The fans of these particular teams have every reason to enjoy the curbs, and understandably may not be interested in some heartbreaking fourth quarter. They will happily win this weekend with a score of 50.

However, regular league fans could use a bit of pop music.

Fox’s Big Saturday Afternoon is every week’s favorite game. The five with the participation of rivals in the league was determined by an average of 25 points. In the only non-conference game involving a Big Ten team at the time, Nebraska lost 49–14 to Oklahoma.

Only nine of the league’s 30 games have been decided by touchdowns or less, and this includes “thrillers” such as Illinois’ 9-6 win over Iowa in which 14 punts were scored.

The Big Ten of the West is a bizarre world that retains the possibility of a seven-member tie. Northwestern, who are currently on a six-game losing streak, will somehow win the tiebreak.

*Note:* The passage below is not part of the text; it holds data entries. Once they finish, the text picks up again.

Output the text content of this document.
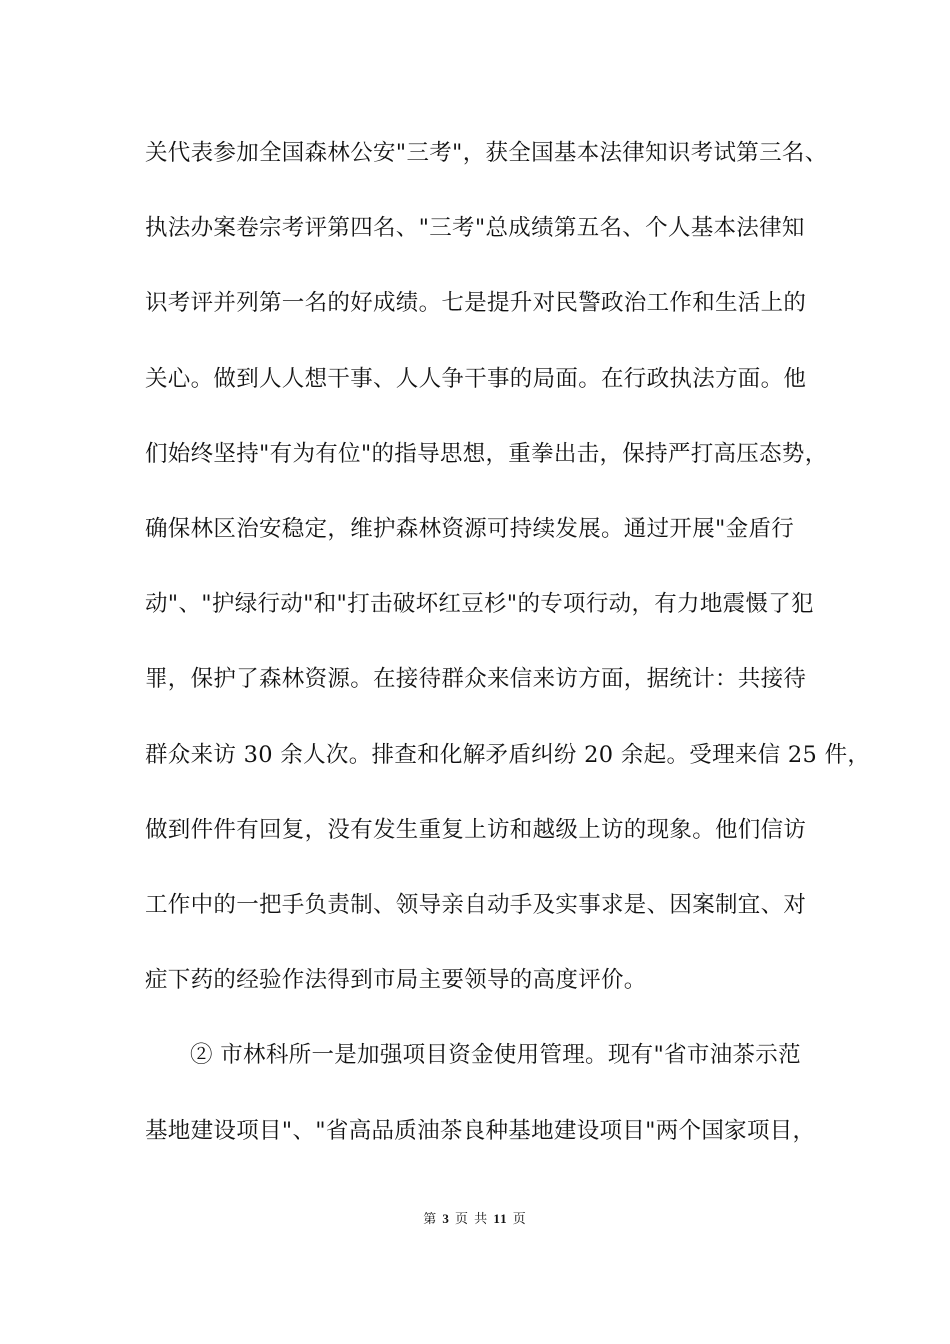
关代表参加全国森林公安"三考"，获全国基本法律知识考试第三名、
执法办案卷宗考评第四名、"三考"总成绩第五名、个人基本法律知
识考评并列第一名的好成绩。七是提升对民警政治工作和生活上的
关心。做到人人想干事、人人争干事的局面。在行政执法方面。他
们始终坚持"有为有位"的指导思想，重拳出击，保持严打高压态势，
确保林区治安稳定，维护森林资源可持续发展。通过开展"金盾行
动"、"护绿行动"和"打击破坏红豆杉"的专项行动，有力地震慑了犯
罪，保护了森林资源。在接待群众来信来访方面，据统计：共接待
群众来访 30 余人次。排查和化解矛盾纠纷 20 余起。受理来信 25 件，
做到件件有回复，没有发生重复上访和越级上访的现象。他们信访
工作中的一把手负责制、领导亲自动手及实事求是、因案制宜、对
症下药的经验作法得到市局主要领导的高度评价。
② 市林科所一是加强项目资金使用管理。现有"省市油茶示范
基地建设项目"、"省高品质油茶良种基地建设项目"两个国家项目，
第 3 页 共 11 页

Both Nebraska and Wisconsin have already fired their coaches. Crime in Iowa has become a national highlight, and Kirk Ferenc gets irritable when anyone asks about nepotism. East without Buckeye/Wolverine isn’t much better.

Penn State has an out-of-conference win over an SEC team (in Auburn) and some good runners, but it hasn’t been competitive against Michigan. The most brawling that the Lions showed was during the halftime tunnel turmoil, which was so pathetic that someone from the University of Pennsylvania was throwing peanut butter and jelly sandwiches at the Wolverines.

But there is Illinois. The revival was impressive. And after this weekend, it is Illini who offers perhaps the only reason to point out the game to the end. Bilem’s team is visiting Michigan and might be 9-1 at the time.

Hey, it’s something.

Otherwise, the rest of Michigan’s schedule (to Ohio State) is at Rutgers and Nebraska at home. The Buckeyes only have Northwest and Maryland on the road and Indiana at home.

Thanksgiving weekend promises to be something of a historic, classic end-of-the-year showdown between two teams that have split from the pack.

However, there is still time to deal with it, or at least scare them, starting with Penn State and Michigan State showing they are more than just riders on their way to the Game.